Doikosp, I don't really have any underlying medical conditions that I know about. I've had most of my thyroid removed and, if the internet is anything to go by, have treated it fairly badly ever since (along with the rest of my body!) The idea is to give my thyroid a good break first and then reintroduce some of the less friendly foods that I feel are important to nutrition (mainly veg.) I have massively reduced my food intake because I felt that was a problem. I suddenly felt as if I couldn't stop eating. Having read a bit online it sounds as if I was addicted to carbs and sugar and was craving them in response. I also just felt ill. My doctor didn't have an answer and okayed the thyroid diet as a possible solution. I'm hoping weight loss will be a happy side effect of just just generally relieving the pressure on my whole system from the huge quantity of bad food I was eating. As I said, don't own scales so I've no idea how much I'm losing. I don't want to know either. It's just not the goal. I want to feel well.

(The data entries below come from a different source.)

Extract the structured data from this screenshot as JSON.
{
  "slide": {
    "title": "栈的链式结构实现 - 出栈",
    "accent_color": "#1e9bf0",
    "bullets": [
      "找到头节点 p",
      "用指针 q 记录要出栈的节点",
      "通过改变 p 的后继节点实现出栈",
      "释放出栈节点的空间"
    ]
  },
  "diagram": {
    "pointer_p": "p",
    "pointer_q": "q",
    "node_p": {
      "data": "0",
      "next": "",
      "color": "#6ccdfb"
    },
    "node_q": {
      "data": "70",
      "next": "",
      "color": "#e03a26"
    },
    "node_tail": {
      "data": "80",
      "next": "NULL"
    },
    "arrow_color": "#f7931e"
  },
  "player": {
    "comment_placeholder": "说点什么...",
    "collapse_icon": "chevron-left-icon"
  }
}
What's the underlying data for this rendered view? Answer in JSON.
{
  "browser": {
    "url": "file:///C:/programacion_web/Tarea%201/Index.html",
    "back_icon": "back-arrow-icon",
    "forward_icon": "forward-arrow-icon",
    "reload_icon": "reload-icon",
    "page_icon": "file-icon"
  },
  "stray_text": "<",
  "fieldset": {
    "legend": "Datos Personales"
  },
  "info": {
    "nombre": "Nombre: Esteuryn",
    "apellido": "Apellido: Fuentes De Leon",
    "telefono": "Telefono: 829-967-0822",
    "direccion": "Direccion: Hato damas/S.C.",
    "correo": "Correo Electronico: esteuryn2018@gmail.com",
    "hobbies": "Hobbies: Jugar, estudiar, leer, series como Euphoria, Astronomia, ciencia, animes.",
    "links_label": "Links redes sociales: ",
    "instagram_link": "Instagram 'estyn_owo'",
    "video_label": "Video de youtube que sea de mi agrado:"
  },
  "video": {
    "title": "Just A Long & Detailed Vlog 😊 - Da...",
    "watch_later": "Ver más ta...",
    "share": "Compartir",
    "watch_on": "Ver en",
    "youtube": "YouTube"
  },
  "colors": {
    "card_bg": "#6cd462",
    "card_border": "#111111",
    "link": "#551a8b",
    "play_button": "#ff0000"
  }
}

Well done on cutting right back on sugar. I definitely had an addiction to it and I'm so pleased to have managed to cut it out. It's not just your thyroid that takes a beating if you eat too much sugar. I can now have the occasional piece of dark chocolate without wanting to eat the whole bar! I put on weight very easily, so I also keep my fruit to a minimum. Lowering my carb intake has also helped me lose weight. I hope you can reintroduce vegetables successfully.

Cutting out gluten can have remarkable health effects if it is harming your body, but it can make life a little difficult until you get used to it.

Hope you continue to feel better. Good health is priceless.